The news was first reported by Reuters.

The company confirmed to Reuters that it will cut hundreds of jobs at five logistics centers in Pedricktown, New Jersey; Fort Worth, Texas; Chino, Calif.; Davenport, Florida; and Bethlehem, Pennsylvania. It told Reuters it was reducing its workforce due to a reduction or elimination of night and weekend shifts.

About 200 workers will be affected at the southern New Jersey facility, according to a notice filed with the state.

Walmart anticipates slower sales growth and lower profits in the upcoming fiscal year. The company said last month that it expects same-store sales for its US business to grow between 2% and 2.5%, excluding fuel.
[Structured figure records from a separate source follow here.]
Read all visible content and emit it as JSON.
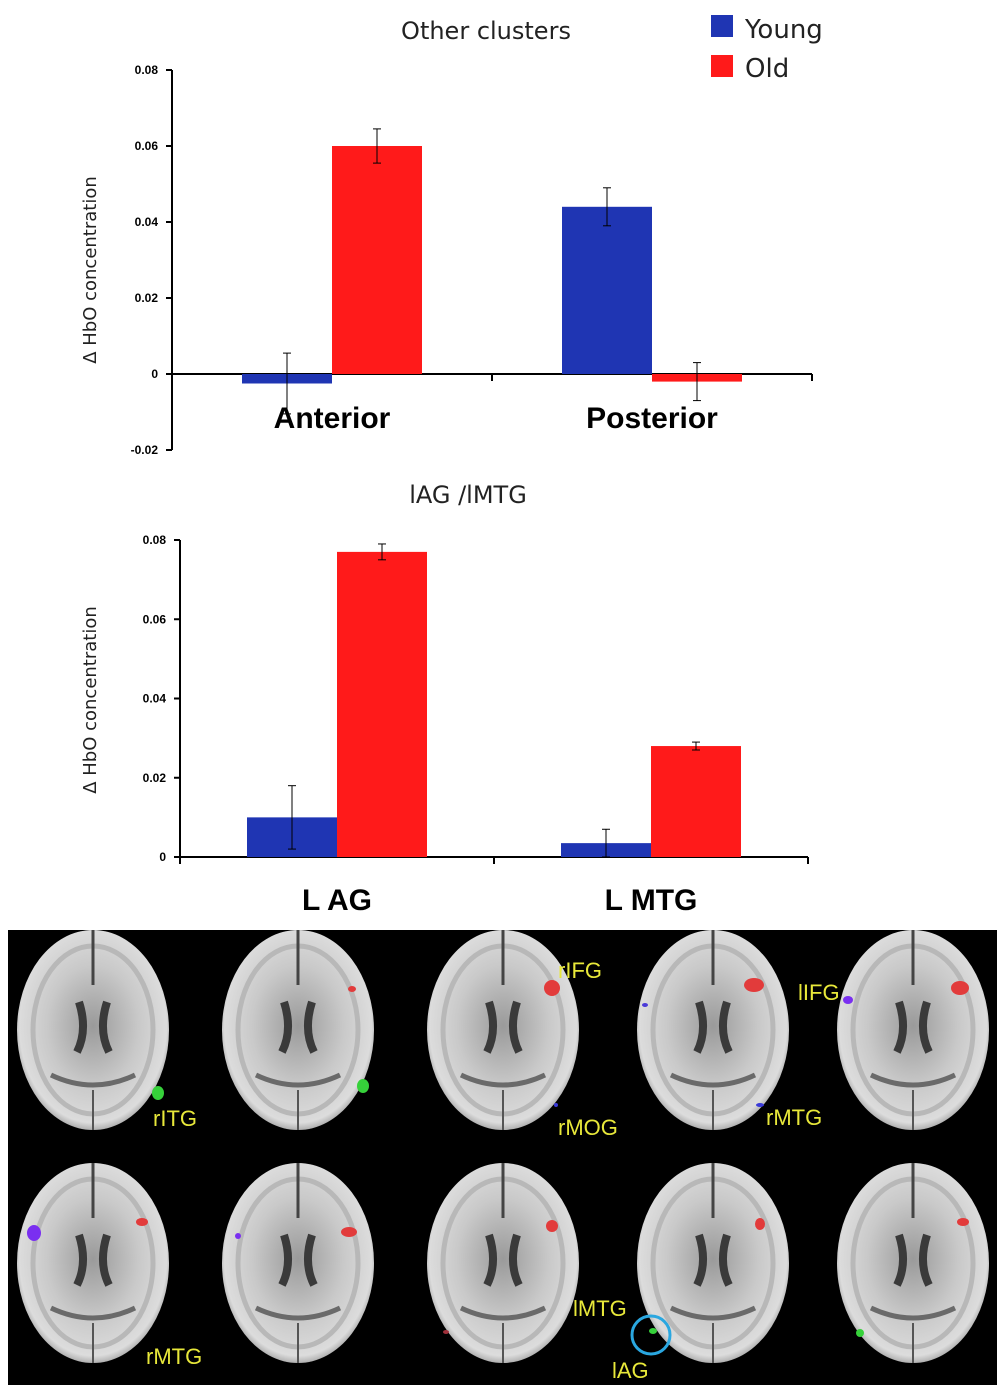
{
  "legend": {
    "items": [
      {
        "label": "Young",
        "color": "#1f35b3"
      },
      {
        "label": "Old",
        "color": "#ff1a1a"
      }
    ]
  },
  "chart_data": [
    {
      "type": "bar",
      "title": "Other clusters",
      "ylabel": "Δ HbO concentration",
      "categories": [
        "Anterior",
        "Posterior"
      ],
      "series": [
        {
          "name": "Young",
          "values": [
            -0.0025,
            0.044
          ],
          "errors": [
            0.008,
            0.005
          ]
        },
        {
          "name": "Old",
          "values": [
            0.06,
            -0.002
          ],
          "errors": [
            0.0045,
            0.005
          ]
        }
      ],
      "ylim": [
        -0.02,
        0.08
      ],
      "yticks": [
        "-0.02",
        "0",
        "0.02",
        "0.04",
        "0.06",
        "0.08"
      ],
      "legend_position": "top-right"
    },
    {
      "type": "bar",
      "title": "lAG /lMTG",
      "ylabel": "Δ HbO concentration",
      "categories": [
        "L AG",
        "L MTG"
      ],
      "series": [
        {
          "name": "Young",
          "values": [
            0.01,
            0.0035
          ],
          "errors": [
            0.008,
            0.0035
          ]
        },
        {
          "name": "Old",
          "values": [
            0.077,
            0.028
          ],
          "errors": [
            0.002,
            0.001
          ]
        }
      ],
      "ylim": [
        0,
        0.08
      ],
      "yticks": [
        "0",
        "0.02",
        "0.04",
        "0.06",
        "0.08"
      ]
    }
  ],
  "brain_labels": [
    "rITG",
    "rIFG",
    "rMOG",
    "rMTG",
    "lIFG",
    "rMTG",
    "lMTG",
    "lAG"
  ],
  "colors": {
    "young": "#1f35b3",
    "old": "#ff1a1a",
    "panel_bg": "#000000",
    "label": "#e8e83a",
    "highlight": "#2aa7e0"
  }
}
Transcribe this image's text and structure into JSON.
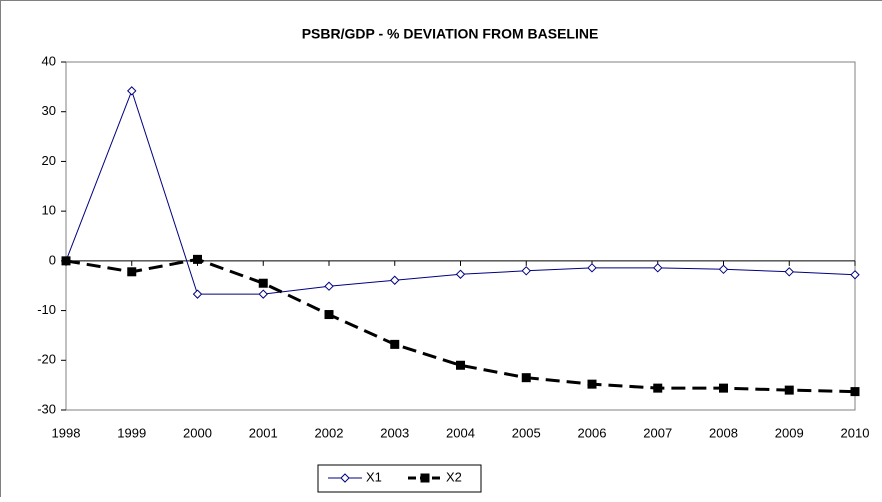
{
  "chart_data": {
    "type": "line",
    "title": "PSBR/GDP  - % DEVIATION FROM BASELINE",
    "x": [
      1998,
      1999,
      2000,
      2001,
      2002,
      2003,
      2004,
      2005,
      2006,
      2007,
      2008,
      2009,
      2010
    ],
    "xlim": [
      1998,
      2010
    ],
    "xticks": [
      1998,
      1999,
      2000,
      2001,
      2002,
      2003,
      2004,
      2005,
      2006,
      2007,
      2008,
      2009,
      2010
    ],
    "ylim": [
      -30,
      40
    ],
    "yticks": [
      -30,
      -20,
      -10,
      0,
      10,
      20,
      30,
      40
    ],
    "grid": false,
    "legend": "bottom",
    "series": [
      {
        "name": "X1",
        "color": "#000080",
        "values": [
          0,
          34.2,
          -6.7,
          -6.7,
          -5.1,
          -3.9,
          -2.7,
          -2.0,
          -1.4,
          -1.4,
          -1.7,
          -2.2,
          -2.8
        ]
      },
      {
        "name": "X2",
        "color": "#000000",
        "values": [
          0,
          -2.2,
          0.3,
          -4.5,
          -10.8,
          -16.8,
          -21.0,
          -23.5,
          -24.8,
          -25.6,
          -25.6,
          -26.0,
          -26.3
        ]
      }
    ]
  }
}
That compares with growth of 6.6% in the previous fiscal year.

The company expects adjusted earnings per share to be in the range of $5.90 to $6.05, excluding fuel, for the fiscal year. That’s lower than adjusted earnings per share of $6.29 for the last fiscal year.

Online sales have continued to grow, albeit at a slower rate than during the peak of the pandemic. E-commerce sales for Walmart’s US business increased 12% in the most recent fiscal year, which ended Jan. 31. That compares with growth of 11% in fiscal year 2022 and 79% in fiscal year 2021.